The
Market for Farm People
by Helen Hill
U.S. Department of Agriculture
December 1936
In
1932 the number of arrivals on farms (via other means of transport
than the stork) exceeded the number of departures (via other
means of transport than the hearse) by over half a million people.
Farm people were unable to sell themselves to the cities at
any price; at the same time part of their former city market
for foodstuffs came home to roost and ate what they had produced
expecting to sell.
The
return of the prodigal was mighty hard on the hired man. Dad
took the attitude that if friend son was coming home to stay
awhile, the least he could do was to tend to the cows and lend
a hand on the tractor. The hired man was let out.
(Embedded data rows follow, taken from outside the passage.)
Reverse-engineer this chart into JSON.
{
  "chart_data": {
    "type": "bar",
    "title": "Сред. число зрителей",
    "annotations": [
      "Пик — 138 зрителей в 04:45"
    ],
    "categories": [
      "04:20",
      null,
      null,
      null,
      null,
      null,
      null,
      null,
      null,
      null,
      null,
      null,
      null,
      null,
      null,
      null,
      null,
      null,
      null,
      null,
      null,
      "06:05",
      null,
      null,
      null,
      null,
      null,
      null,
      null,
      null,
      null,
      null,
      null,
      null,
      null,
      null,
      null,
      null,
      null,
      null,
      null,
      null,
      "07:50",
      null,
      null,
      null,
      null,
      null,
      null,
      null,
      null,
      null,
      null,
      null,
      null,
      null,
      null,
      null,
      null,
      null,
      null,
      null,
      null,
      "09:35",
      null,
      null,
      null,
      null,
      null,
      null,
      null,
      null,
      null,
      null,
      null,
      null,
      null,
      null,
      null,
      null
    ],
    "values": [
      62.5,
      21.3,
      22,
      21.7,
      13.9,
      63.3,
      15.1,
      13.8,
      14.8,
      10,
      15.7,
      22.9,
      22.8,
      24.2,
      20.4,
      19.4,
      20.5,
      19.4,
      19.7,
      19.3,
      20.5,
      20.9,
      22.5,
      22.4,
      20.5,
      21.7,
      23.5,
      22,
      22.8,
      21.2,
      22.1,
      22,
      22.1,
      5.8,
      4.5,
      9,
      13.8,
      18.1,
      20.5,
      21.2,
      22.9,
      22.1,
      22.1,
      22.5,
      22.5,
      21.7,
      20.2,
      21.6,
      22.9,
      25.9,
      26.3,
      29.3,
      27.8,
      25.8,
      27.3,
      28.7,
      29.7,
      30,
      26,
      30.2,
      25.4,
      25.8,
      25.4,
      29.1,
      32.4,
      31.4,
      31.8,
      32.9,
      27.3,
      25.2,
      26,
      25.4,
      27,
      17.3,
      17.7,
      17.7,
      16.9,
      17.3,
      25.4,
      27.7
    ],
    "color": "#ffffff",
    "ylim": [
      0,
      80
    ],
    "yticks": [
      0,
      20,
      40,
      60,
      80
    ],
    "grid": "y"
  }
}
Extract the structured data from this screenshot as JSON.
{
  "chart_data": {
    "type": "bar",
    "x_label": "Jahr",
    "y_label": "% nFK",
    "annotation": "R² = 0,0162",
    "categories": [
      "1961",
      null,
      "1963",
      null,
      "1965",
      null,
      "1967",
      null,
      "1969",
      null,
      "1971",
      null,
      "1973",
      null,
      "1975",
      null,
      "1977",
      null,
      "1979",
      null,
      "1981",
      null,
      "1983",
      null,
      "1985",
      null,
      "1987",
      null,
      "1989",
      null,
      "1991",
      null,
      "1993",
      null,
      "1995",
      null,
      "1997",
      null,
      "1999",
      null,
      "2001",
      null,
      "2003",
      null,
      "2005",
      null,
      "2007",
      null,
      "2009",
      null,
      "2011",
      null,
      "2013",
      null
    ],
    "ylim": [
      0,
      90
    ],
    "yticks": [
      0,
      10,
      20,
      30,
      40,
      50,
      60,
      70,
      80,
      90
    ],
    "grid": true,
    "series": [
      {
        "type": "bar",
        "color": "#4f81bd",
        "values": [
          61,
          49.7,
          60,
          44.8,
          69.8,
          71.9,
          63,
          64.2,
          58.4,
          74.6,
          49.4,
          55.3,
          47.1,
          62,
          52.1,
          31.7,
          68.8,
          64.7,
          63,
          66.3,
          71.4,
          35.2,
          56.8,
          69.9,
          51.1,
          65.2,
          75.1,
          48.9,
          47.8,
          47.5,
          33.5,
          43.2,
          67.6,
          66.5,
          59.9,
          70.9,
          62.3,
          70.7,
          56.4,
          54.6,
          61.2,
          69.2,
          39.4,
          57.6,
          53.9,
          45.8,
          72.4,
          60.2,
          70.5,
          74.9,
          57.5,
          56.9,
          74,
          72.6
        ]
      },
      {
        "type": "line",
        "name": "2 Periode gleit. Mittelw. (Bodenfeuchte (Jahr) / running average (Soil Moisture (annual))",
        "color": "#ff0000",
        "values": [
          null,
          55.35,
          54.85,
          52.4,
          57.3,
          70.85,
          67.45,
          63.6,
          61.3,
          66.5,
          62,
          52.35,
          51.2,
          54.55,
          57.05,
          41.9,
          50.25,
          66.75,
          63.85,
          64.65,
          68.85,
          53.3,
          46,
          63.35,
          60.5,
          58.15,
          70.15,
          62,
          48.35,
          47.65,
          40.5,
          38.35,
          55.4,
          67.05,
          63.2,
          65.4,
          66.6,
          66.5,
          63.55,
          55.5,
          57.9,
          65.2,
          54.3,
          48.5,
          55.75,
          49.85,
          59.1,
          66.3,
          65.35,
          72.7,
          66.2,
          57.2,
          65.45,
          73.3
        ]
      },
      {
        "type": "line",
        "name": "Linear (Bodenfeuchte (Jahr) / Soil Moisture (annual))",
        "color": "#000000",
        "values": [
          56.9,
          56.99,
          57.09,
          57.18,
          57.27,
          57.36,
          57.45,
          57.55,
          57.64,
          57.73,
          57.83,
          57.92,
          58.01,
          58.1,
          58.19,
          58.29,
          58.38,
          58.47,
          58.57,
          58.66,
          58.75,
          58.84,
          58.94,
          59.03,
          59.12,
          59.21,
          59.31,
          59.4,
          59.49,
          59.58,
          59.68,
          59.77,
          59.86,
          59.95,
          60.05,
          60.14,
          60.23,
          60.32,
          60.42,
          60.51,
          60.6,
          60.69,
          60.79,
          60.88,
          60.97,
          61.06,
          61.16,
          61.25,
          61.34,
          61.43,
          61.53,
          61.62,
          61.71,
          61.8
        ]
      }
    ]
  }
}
During the
first quarter of 1933 when farm employment was at its lowest
ebb, the supply of men looking for jobs as farm laborers was
213.5 percent of the demand for men to work.
The
refugees from the city who didn't have a home to go to, went
to any place they could find. People who had no vestige of title
or kinship to serve as lien on the good farm lands squatted
on land whose exhaustion the 1920's had made apparent. They
got a little shelter, a little fuel, a little food.
With
the industrial pickup that began in 1933, the market for farm
people recovered a little. Since then, though at greatly reduced
rates, the net movement of population has once more been away
from the farms. But what of the years to come?
The
disadvantage under which agriculture has labored because of
selling its products in both domestic and foreign markets at
unprotected world prices, while buying, mostly in domestic markets,
at prices protected by one of the world's highest tariffs, is
generally conceded. Even with the vigorous efforts of the AAA
to balance prices of farm and industrial products, the purchasing
power of the farmer's dollar rose only from 61 cents in 1932
to 86 cents in 1935 as compared with the 1909-13 average. But
the exchange of agricultural for industrial goods is only part
of the story. City and country exchange more than farm commodities
and individual goods.
In
addition to industrial products the city has provided the country
with most of its credit, most of its insurance, most of its
higher education. The city has been paid for these services,
and the payment has drawn on the resources of the country no
less than the payment for industrial goods.
In
addition to foods and fibers, during the years of the bull market
the country supplied the city with many of its people. There
was a net migration from farms of about six and a third million
during the 1920's. Most of these people went to the city at
the age when they were best able to work. The cost of production
of this factory and office manpower was not returned to the
farm. Dr. O. E. Baker's estimate of the cost of raising a child
in the country does not seem exorbitant at $150 a year. That
means $2000-$2500 from the cradle to 15 years of age or some
$14 billion for the six and a third millions who left the farms
during the 1920's. Fourteen billion dollars is $2 billion more
than the gross farm income of the best of the years during which
the migration tool: place. It is more than twice the gross farm
income of 1934.
True enough, the immigrants
to the city probably sent occasional remittances back to the
farm in the same way that similar immigrants from the Old World
sent remittances back to Europe. The amount of such payments
is unknown. But agrainst that amount must be set the payments
in cash settlements of estates sent to the city by the son who
stayed on the farm and took over the old place when the farmer
died. Dr. Baker estimates that such payments to migrant sisters
and brothers amounted to between $3 and $5 billion for the decade
of the 1920's. In addition, over $7 billion was paid as interest,
mostly on mortgages, to city people, and about $10 billion on
rent.
So
the country didn't get paid for the part it took in supplying
the manpower of the boom.
Neither did it get paid for
the part it took in supporting the manpower of the bust.